Come spiega Massimo Pieraccini, presidente e fondatore del Nucleo operativo di Protezione civile logistica dei trapianti: “L’insegnamento del dono anonimo che ci viene dall’ADMO è vivo e, come tutti i grandi fenomeni culturali, riesce ad adattarsi alle esigenze di questi anni, in cui la solidarietà troppe volte si arresta davanti alla diffidenza di chi ci bussa alla porta, perché l’amore per la bellezza del “dono” è legato al desiderio di condividerlo, in silenzio, e diventa un sinonimo di generosità”.

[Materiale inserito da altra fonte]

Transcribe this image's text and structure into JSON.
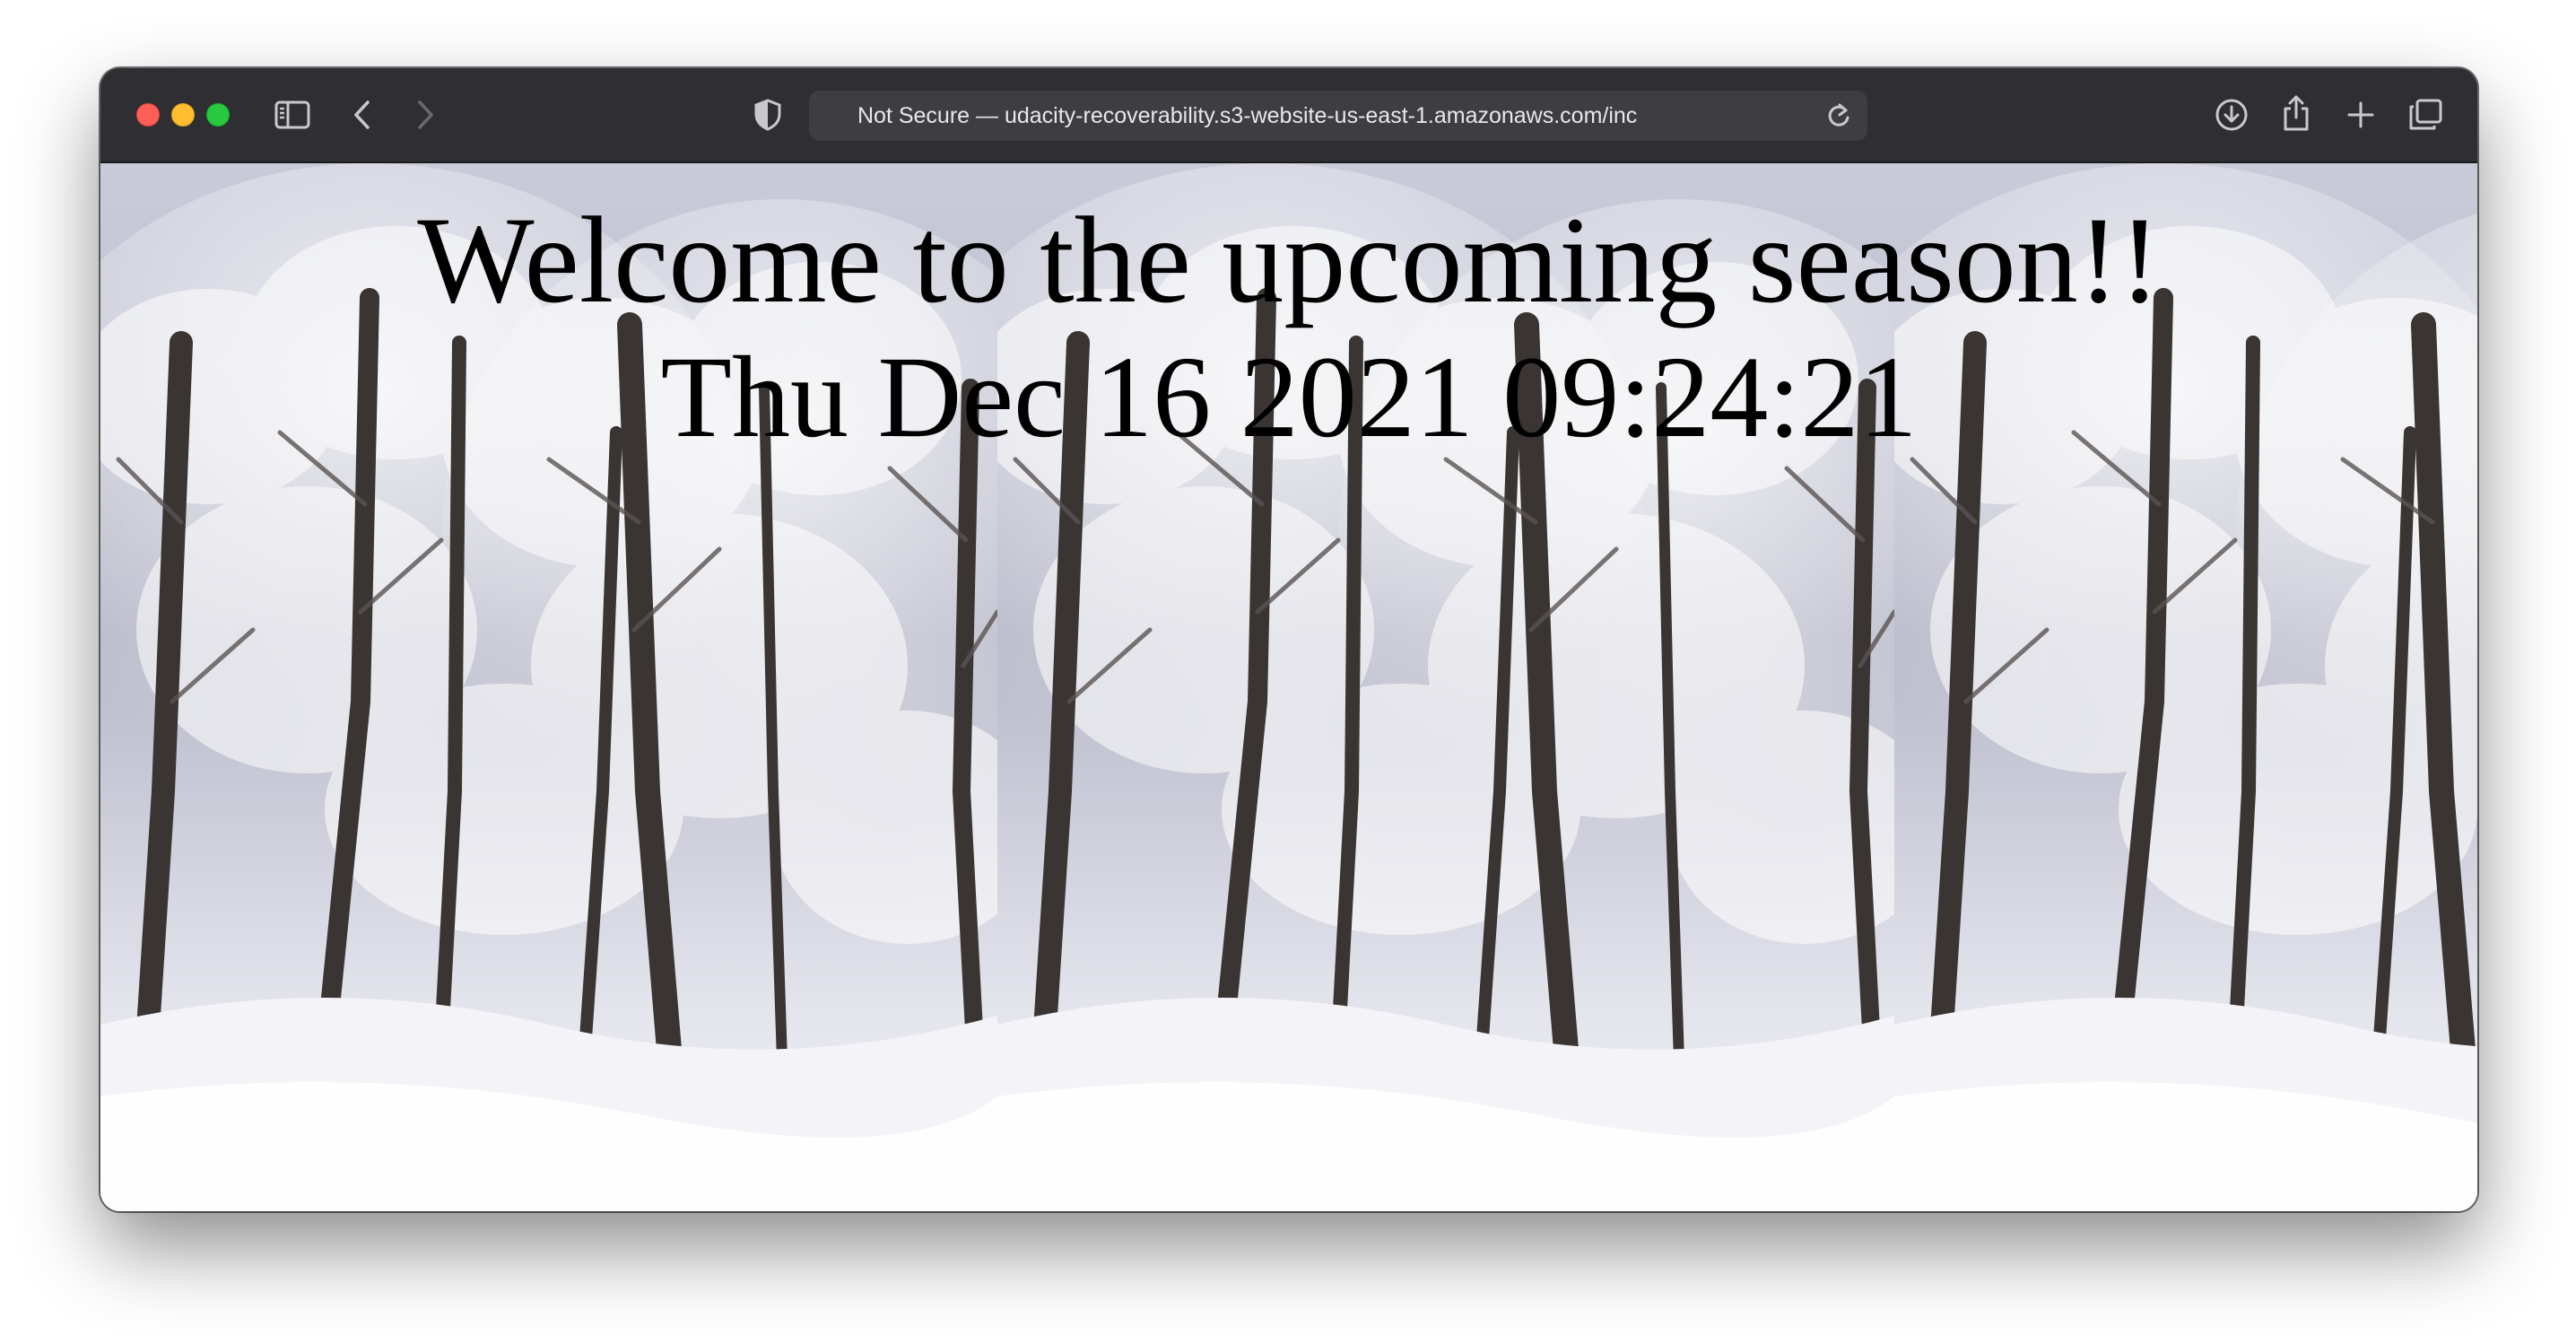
{
  "window": {
    "controls": [
      "close",
      "minimize",
      "zoom"
    ]
  },
  "toolbar": {
    "icons": {
      "sidebar": "sidebar-icon",
      "back": "chevron-left-icon",
      "forward": "chevron-right-icon",
      "privacy": "shield-icon",
      "reload": "reload-icon",
      "downloads": "download-icon",
      "share": "share-icon",
      "new_tab": "plus-icon",
      "tab_overview": "tabs-icon"
    },
    "address": {
      "text": "Not Secure — udacity-recoverability.s3-website-us-east-1.amazonaws.com/inc"
    }
  },
  "page": {
    "heading": "Welcome to the upcoming season!!",
    "datetime": "Thu Dec 16 2021 09:24:21",
    "background": "snowy-forest-image"
  },
  "colors": {
    "toolbar": "#2f2e33",
    "address_bar": "#3e3d42",
    "text": "#000000"
  }
}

La solidarietà vince su tutto

Anche Nicoletta Sacchi, direttore Ibmdr (ossia l'organismo istituzionale italiano che gestisce la ricerca dei donatori su scala mondiale) commenta il gesto del dono come la partecipazione ad un miracolo che può compiersi anche nel segno della pace: "Negli ultimi mesi è stato effettuato il dono più grande: il midollo di un donatore italiano per salvare una paziente russa affetta da leucemia. Con una guerra ancora in corso ed enormi difficoltà logistiche nell’organizzare la missione abbiamo dimostrato che la solidarietà umana può vincere sempre. Malgrado scioperi e guerre il trasporto del “dono” è stato effettuato da Massimo Pieraccini, presidente e fondatore del Nucleo operativo di Protezione civile logistica dei trapianti, dimostrando ancora una volta che la solidarietà non conosce né limiti, né confini".